Sim, muita coisa mudou desde que Lourenço Marques se tornou Maputo. Alguma coisa, porém, vai ao encontro da memória dos portugueses que aterram cada vez em maior número, a fugir à crise que grassa na Europa, à procura de oportunidades de negócios num país com uma economia a crescer acima dos 8%.

Hei-de contar à minha mãe que ainda se pode comprar capulanas, os coloridos tecidos que as mulheres usam, na Casa Elefante, na Baixa. E castanha de caju acabadinha de torrar – com sal ou com piri-piri, como aqui tanto se gosta – mesmo em frente, no renovado Mercado Municipal.

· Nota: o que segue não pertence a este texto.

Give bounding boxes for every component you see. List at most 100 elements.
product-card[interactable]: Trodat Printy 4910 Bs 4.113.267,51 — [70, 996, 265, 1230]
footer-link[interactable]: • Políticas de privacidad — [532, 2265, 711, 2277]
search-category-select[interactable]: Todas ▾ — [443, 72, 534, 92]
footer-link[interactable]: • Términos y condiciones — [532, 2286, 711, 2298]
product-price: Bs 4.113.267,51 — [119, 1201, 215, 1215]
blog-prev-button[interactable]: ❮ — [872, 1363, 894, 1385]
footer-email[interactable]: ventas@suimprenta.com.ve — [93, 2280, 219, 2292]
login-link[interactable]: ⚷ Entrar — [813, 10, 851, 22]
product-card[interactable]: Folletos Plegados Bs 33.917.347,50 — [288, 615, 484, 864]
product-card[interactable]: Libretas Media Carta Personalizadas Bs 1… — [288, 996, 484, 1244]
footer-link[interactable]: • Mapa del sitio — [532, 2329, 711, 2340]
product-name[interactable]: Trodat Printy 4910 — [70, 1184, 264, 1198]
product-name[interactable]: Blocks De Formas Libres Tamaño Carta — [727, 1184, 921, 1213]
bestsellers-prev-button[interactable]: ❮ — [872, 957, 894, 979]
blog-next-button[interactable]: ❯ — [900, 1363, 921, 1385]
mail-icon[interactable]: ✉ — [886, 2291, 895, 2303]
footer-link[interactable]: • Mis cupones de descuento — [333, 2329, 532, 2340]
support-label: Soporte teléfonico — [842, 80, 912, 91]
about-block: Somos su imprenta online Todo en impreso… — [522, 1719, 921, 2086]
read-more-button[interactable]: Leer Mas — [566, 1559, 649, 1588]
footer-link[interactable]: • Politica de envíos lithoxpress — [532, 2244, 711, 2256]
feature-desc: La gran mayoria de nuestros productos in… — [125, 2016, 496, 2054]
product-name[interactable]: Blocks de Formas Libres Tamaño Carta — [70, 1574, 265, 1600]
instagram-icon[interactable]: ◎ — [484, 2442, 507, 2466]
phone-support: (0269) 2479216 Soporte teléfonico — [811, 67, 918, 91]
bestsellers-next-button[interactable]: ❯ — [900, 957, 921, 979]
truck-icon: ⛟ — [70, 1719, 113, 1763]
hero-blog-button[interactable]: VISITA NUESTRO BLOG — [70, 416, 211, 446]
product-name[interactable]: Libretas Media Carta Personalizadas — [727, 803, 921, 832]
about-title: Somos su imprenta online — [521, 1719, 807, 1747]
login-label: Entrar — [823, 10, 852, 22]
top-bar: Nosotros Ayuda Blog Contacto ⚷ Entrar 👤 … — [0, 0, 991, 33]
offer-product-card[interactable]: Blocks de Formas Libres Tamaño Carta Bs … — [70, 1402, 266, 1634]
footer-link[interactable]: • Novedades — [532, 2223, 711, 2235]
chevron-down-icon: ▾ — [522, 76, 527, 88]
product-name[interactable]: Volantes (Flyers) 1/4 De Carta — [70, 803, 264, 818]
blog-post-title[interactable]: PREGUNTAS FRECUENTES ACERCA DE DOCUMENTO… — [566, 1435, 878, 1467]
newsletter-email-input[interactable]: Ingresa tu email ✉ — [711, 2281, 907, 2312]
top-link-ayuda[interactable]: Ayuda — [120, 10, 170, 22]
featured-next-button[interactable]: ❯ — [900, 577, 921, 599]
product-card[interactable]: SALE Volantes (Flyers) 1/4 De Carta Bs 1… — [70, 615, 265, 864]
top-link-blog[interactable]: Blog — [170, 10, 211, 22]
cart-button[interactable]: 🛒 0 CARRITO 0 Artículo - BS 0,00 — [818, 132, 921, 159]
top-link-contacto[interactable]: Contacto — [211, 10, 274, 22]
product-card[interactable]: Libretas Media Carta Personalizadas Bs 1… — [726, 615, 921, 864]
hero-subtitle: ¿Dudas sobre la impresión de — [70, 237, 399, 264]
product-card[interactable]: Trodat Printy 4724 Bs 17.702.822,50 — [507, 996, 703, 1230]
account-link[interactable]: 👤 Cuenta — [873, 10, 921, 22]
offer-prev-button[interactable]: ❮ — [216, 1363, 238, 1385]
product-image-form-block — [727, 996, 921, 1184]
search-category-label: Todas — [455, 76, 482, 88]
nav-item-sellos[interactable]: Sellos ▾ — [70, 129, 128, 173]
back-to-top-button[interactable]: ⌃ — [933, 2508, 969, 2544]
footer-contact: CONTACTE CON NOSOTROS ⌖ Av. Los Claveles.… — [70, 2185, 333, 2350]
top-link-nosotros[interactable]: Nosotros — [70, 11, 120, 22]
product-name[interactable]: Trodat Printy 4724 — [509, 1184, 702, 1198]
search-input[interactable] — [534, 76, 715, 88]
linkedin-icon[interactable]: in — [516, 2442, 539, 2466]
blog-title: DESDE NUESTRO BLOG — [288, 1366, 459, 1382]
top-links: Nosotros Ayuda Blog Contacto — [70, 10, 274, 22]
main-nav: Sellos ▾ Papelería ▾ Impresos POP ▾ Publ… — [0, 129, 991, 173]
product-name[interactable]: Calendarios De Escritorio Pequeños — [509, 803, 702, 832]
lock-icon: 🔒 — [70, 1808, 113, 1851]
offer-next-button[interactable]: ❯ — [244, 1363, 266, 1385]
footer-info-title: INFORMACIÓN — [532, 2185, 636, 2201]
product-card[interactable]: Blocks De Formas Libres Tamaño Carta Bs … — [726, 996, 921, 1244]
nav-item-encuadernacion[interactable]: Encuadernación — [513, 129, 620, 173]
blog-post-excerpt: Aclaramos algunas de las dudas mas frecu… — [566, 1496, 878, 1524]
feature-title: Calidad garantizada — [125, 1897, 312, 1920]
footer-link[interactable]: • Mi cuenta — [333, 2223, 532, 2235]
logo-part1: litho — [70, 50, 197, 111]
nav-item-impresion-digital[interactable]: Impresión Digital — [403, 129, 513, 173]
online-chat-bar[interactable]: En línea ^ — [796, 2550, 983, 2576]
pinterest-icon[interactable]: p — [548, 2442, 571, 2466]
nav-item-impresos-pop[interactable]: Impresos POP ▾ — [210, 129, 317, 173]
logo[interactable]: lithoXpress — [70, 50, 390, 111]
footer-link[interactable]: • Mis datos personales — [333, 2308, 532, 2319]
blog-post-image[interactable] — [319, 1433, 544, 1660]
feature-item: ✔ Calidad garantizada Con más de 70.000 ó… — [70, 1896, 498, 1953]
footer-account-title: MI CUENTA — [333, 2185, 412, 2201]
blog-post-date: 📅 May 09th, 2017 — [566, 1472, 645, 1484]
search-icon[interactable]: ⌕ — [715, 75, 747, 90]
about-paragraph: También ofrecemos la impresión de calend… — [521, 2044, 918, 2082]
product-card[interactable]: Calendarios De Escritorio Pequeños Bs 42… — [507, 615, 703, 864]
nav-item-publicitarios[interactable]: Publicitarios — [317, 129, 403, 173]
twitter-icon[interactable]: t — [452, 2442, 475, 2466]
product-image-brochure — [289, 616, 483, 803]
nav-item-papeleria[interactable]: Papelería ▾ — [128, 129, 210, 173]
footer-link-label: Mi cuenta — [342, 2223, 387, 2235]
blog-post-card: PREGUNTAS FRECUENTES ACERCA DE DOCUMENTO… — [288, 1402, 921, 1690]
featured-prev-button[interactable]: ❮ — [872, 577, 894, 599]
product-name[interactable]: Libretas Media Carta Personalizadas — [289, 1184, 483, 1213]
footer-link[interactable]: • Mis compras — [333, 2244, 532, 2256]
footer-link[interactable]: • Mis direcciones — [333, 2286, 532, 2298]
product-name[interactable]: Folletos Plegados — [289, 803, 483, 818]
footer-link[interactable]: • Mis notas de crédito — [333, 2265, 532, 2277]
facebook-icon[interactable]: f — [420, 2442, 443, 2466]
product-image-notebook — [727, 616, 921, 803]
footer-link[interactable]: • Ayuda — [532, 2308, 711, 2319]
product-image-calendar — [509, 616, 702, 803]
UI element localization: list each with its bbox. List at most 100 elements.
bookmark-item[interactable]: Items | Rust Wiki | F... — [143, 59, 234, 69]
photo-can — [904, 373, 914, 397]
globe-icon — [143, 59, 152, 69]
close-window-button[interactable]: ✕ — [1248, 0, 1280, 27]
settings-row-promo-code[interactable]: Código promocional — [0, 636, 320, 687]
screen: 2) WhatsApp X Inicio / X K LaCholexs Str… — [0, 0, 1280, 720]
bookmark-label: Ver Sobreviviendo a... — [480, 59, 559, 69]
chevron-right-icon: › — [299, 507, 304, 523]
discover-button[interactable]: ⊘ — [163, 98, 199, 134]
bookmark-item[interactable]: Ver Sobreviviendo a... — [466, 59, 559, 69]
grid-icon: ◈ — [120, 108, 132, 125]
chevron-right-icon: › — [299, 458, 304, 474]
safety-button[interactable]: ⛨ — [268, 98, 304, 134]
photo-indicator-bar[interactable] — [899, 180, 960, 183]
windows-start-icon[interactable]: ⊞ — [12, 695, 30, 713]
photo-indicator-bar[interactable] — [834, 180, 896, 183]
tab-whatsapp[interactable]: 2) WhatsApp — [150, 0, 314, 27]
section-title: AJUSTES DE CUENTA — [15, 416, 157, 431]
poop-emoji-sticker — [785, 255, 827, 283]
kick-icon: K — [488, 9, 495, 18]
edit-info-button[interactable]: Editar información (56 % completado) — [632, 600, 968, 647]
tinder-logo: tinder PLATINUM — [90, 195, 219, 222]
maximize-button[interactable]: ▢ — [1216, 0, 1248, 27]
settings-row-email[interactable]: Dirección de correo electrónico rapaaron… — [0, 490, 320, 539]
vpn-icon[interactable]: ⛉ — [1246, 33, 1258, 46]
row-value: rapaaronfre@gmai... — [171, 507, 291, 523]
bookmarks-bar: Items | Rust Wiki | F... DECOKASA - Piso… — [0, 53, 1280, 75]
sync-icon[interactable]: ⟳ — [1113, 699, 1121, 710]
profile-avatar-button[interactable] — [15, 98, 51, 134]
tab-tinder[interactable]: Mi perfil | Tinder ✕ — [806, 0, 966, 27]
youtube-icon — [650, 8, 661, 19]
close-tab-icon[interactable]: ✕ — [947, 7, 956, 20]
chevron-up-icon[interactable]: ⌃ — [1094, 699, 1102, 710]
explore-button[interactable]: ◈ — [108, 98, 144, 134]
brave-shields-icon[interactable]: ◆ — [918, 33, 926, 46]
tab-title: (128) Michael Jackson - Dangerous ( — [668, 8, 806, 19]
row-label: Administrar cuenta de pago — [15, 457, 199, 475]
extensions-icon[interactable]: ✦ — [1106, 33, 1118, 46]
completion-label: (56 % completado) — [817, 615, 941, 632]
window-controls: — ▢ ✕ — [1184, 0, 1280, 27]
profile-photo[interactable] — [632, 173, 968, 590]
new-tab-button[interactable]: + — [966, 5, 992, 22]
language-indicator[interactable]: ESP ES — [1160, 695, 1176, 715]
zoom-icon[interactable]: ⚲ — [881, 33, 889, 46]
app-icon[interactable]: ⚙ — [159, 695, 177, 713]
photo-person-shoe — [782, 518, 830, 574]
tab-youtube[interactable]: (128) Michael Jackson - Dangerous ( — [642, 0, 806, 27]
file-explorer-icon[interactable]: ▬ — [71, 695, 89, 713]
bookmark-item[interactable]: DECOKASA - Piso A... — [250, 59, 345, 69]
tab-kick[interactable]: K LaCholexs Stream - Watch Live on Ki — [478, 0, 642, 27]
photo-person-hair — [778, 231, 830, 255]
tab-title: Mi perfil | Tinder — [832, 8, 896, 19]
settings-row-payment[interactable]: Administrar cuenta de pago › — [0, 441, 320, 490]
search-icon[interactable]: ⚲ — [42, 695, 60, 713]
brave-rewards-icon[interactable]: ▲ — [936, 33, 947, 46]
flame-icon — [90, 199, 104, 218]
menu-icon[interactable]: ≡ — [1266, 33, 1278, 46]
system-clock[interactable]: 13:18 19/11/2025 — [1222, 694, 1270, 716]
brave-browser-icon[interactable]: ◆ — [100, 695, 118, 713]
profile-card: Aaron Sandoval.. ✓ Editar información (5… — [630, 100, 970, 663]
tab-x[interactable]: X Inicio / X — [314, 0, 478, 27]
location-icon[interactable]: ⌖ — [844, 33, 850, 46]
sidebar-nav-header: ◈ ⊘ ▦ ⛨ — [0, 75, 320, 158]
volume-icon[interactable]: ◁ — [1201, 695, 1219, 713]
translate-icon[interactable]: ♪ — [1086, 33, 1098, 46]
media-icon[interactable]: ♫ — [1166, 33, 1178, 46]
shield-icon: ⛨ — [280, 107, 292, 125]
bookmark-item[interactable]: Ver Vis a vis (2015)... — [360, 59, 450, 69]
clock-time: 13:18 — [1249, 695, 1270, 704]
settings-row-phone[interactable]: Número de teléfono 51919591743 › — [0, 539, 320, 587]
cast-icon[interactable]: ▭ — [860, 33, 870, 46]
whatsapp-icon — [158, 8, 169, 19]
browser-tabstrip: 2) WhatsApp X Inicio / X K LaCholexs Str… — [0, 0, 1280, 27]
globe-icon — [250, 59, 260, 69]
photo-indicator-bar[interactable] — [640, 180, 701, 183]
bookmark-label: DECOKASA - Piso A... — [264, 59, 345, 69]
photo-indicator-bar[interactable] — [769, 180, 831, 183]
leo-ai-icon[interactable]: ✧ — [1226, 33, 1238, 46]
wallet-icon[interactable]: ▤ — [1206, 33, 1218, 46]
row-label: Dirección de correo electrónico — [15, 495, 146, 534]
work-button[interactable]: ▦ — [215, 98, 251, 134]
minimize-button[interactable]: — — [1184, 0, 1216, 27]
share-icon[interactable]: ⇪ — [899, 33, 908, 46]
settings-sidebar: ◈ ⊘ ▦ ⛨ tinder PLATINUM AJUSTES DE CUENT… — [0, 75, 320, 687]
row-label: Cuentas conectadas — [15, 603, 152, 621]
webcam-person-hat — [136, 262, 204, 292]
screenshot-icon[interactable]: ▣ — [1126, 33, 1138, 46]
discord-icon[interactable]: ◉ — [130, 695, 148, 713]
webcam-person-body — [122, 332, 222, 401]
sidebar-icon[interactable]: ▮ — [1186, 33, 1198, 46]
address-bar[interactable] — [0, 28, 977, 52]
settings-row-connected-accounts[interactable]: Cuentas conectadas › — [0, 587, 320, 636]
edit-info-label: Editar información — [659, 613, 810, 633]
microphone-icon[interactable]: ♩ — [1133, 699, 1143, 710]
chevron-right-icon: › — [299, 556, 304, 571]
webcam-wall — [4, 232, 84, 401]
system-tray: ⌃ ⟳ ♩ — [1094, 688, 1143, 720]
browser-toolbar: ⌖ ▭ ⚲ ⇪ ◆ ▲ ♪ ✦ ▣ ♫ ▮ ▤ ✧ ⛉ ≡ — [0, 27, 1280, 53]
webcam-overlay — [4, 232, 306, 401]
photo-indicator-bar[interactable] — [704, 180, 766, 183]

Cidade de avenidas, praças, jardins, prédios, parques, Maputo debate-se com sobrelotação, trânsito caótico, deficiente recolha de lixo. Cercam-na bairros de ruas irregulares ladeadas por casas com paredes de madeira ou adobe e cobertura de capim ou zinco. E, entre isso tudo, a vida corre, vibrante. O jazz avança pelo talento de músicos como Moreira Chonguiça. O hip-hop fá-lo através das rimas de Dama do Bling, Iveth ou Azagaia. No centro cultural Franco-Moçambicano, na Praça da Independência, sucedem-se programas bimensais, que incluem filmes e saraus. Em vários pontos da cidade, restaurantes portugueses testemunham uma ligação que permanece, apesar do tempo.

 

Para lá da cidade de cimento

Chamam-lhe “Mafalala Walking Tour”. É uma viagem a um dos lugares de gestação da nacionalidade moçambicana, terra de reuniões secretas, muito palmilhada pela poetisa Noémia de Sousa, pelo poeta José Craveirinha e pelos líderes independentistas Samora Machel e Joaquim Chissano.

O guia, Ivan Laranjeira, elege a avenida Marien Ngouabi como ponto de partida. Desenrola um mapa: “No século XX, os portugueses fizeram um plano de expansão. Pegaram num compasso e fizeram um arco, que passa pela avenida Marien Ngouabi. Num lado, as casas de cimento. Do outro, as casas de caniço. Os portugueses precisavam de força de trabalho e a força de trabalho não podia estar longe. Atrás da linha, ficavam os moçambicanos. Para passar, tinham de ter um passe.”

Na sua biografia, intitulada Vidas, Lugares e Tempos, Joaquim Chissano, que sucedeu a Samora Machel na presidência, dá detalhes sobre esses tempos: “O racismo em Moçambique, nos anos quarenta e cinquenta, era, quanto a mim, pior que o apartheid na África do Sul. A lei dizia que não havia segregação racial. Portugal era uno e indivisível, era inter-racial, etc. Mas tudo estava bem separado.” Foi o primeiro a entrar no Liceu Salazar, actual Escola Secundária Josina Machel.

O nome do bairro é uma deformação da palavra Li fa-la-la, uma dança dos macua, povo originário do Norte de Moçambique. “Era praticada nos tempos coloniais por pessoas provenientes da Ilha de Moçambique”, explica Ivan. “Quando as pessoas queriam referir este sítio em ronga, a língua tradicional de Maputo, diziam ka mafalala, ‘onde se dança m”falala’. Com o tempo, ficou Mafalala.”